PointDNS says most of its DNS servers are online again after a massive DDoS attack late last week took down the service provider.
A post on the company’s Twitter account on Friday said the provider was adding nameservers and working with network providers to restore service to its customers. Many of those same customers took to social media complaining about downtime and unavailability of their own websites and services. According to its website, PointDNS services more than 220,000 domains worldwide.
Earlier today, a post from parent company Copper.io said services were “back to normal.”
This was the second large attack against a DNS provider in the last two weeks. On April 30, UltraDNA mitigated a DDoS attack that kept most of its customers offline for the better part of a day.
The SANS Institute’s Internet Storm Center said the attack peaked at 100 Gbps against one of UltraDNS’ customers. The attack resulted in latency issues for other UltraDNS customers.
Last week, Incapsula, a cloud-based application delivery company that also sells security services, said it fought back a 25 million packets per second DDoS attack and that many of the DNS queries held non-spoofed IP data. This stands in contrast to many other massive DDoS attacks of late, in particular reflection or amplification attacks, that rely on spoofed addresses to send massive quantities of bad traffic at a target.
The Incapsula-mitigated attack was traced back to IP addresses belonging to a pair of DDoS protection services, which are designed for high-capacity traffic management, Incapsula said. Hackers can take advantage of this to pull off DDoS attacks without amplification.
These latest attacks, meanwhile, continue a trend of volumetric DDoS attacks reaching new heights.
A recent report from Arbor Networks said the provider has already tracked more than 70 DDoS attacks that topped 100 Gbps or more of malicious traffic. The largest on record reached between 325 Gbps and 400 Gbps of traffic.
Almost all of these attacks rely on DNS reflection or a growing number on network time protocol amplification attacks. In both cases, IP addresses are spoofed as the target, and massive amounts of traffic is sent their way at no cost to the attacker.
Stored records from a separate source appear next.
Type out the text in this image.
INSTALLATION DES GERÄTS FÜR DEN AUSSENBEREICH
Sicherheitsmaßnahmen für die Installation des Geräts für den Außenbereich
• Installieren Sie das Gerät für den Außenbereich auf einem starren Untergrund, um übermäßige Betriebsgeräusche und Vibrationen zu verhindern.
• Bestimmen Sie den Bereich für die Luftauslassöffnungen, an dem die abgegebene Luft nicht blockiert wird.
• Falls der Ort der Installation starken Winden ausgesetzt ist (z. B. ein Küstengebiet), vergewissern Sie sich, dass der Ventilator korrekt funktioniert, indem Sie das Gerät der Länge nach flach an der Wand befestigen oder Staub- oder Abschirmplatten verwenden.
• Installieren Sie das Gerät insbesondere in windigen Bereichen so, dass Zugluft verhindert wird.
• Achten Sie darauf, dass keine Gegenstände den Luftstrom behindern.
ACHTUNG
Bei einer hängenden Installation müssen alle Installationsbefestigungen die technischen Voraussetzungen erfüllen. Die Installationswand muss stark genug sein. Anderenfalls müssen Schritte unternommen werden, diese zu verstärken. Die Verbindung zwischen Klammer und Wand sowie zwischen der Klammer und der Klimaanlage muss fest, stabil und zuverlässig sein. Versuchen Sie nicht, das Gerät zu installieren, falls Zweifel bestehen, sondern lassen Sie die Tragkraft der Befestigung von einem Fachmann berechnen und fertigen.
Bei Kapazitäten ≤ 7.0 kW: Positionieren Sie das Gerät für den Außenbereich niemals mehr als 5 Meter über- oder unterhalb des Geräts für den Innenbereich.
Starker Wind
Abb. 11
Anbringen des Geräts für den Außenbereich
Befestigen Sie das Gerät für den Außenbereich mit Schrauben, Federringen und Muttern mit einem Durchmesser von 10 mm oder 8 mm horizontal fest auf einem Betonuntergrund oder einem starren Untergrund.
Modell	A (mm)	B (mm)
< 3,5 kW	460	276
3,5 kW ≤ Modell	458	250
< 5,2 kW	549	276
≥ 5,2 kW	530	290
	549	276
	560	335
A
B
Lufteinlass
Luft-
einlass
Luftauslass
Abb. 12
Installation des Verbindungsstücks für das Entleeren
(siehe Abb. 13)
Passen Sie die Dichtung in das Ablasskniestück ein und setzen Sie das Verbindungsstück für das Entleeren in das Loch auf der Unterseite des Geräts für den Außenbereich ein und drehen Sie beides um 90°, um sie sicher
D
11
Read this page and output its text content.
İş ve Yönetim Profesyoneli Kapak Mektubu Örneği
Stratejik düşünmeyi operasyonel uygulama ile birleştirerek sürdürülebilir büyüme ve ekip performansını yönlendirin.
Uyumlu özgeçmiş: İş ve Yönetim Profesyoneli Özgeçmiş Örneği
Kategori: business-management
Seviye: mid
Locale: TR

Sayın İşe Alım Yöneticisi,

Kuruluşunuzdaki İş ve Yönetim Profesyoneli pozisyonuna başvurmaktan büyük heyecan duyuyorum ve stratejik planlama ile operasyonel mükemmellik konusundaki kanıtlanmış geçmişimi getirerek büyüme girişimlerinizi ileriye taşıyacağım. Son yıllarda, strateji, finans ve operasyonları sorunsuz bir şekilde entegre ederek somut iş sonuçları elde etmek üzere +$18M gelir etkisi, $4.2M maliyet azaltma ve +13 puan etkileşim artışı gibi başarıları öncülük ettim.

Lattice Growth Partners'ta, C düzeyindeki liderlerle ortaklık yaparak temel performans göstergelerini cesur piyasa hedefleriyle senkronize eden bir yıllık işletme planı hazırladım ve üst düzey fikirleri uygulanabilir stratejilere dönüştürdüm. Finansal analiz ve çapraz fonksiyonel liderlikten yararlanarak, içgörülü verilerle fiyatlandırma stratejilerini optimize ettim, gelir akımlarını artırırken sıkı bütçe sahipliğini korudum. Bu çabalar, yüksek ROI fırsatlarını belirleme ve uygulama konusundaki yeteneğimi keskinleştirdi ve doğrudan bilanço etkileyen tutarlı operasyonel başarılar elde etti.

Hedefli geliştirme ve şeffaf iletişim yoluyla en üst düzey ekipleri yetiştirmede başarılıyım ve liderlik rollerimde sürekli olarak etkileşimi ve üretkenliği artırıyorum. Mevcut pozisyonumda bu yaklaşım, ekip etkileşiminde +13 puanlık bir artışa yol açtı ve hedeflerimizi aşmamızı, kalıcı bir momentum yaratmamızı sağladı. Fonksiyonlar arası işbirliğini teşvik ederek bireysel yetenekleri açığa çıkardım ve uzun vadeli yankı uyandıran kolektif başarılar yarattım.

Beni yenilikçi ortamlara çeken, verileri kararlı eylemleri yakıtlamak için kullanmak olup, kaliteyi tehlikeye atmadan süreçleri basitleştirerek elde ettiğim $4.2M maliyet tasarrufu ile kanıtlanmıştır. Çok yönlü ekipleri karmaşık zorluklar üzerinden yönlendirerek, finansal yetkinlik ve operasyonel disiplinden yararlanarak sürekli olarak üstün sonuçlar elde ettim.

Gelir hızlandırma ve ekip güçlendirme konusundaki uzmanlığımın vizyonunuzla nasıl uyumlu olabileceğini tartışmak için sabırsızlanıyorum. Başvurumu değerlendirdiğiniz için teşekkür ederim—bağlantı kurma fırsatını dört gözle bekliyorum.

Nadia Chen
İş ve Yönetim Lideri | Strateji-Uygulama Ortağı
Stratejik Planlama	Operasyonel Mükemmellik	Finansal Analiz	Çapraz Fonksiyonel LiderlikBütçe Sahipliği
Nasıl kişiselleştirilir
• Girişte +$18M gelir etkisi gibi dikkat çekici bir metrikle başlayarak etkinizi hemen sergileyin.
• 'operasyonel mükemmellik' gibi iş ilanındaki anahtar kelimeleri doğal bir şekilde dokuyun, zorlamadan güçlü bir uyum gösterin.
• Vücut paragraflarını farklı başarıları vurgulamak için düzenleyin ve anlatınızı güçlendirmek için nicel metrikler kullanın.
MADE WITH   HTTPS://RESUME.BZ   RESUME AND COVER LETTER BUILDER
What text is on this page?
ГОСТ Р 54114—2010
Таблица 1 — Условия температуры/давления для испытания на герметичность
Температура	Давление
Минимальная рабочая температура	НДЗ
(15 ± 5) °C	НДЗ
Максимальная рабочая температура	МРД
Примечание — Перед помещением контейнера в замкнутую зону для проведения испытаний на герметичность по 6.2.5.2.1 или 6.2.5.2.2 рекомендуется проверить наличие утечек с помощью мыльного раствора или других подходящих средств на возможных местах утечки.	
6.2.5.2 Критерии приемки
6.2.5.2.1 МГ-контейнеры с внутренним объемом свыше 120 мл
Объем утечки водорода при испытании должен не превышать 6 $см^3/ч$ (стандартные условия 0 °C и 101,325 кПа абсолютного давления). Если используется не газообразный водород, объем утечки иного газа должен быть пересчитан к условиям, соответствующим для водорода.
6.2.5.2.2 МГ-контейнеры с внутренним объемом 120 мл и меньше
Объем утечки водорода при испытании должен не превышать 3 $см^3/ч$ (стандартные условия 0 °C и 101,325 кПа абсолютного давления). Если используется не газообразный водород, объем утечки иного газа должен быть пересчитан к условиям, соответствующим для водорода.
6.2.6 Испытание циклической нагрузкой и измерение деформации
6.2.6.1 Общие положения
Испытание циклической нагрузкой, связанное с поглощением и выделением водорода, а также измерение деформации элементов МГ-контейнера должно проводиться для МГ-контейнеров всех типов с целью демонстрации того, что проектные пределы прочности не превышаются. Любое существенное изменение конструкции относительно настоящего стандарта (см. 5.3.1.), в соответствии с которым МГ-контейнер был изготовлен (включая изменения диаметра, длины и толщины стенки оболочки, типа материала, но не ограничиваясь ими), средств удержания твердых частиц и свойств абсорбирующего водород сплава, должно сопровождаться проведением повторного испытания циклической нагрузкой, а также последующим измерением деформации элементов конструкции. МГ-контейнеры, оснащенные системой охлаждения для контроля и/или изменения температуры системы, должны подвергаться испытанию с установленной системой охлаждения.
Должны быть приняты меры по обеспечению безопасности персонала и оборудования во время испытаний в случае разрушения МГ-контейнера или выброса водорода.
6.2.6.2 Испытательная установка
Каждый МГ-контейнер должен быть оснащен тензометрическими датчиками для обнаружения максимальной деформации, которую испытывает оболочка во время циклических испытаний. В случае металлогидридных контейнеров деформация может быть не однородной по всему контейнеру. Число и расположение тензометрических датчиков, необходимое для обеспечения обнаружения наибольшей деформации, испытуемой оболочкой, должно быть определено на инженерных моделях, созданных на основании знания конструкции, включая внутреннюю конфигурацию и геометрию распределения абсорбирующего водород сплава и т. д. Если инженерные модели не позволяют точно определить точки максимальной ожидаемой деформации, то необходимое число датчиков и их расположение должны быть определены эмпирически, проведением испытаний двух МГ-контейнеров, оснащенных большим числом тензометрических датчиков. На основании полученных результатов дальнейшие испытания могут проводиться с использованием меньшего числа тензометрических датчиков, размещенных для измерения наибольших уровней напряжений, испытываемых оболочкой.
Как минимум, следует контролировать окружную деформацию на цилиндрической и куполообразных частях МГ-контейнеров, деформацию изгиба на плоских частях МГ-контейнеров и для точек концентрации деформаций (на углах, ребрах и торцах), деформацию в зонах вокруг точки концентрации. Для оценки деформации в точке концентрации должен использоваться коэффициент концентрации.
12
US-CERT issued an advisory in January warning companies that hackers were exploiting NTP vulnerabilities to flood networks with UDP traffic. NTP servers are publicly available machines used to synchronize computer clocks. With NTP amplification attacks, hackers exploit the MON_GETLIST feature in NTP servers, which returns the IP address of the last 600 machines interacting with an NTP server. Monlists are a classic set-and-forget feature and are vulnerable to hackers making forged REQ_MON_GETLIST requests enabling traffic amplification.
With DNS amplification attacks, attackers take advantage of any number of the 28 million open DNS resolvers on the Internet to launch large-scale DDoS attacks. The motivations are varied. Ideological hackers use them to take down services in protest, while profit-motivated criminals can use DDoS as a cover for intellectual property theft and financial fraud.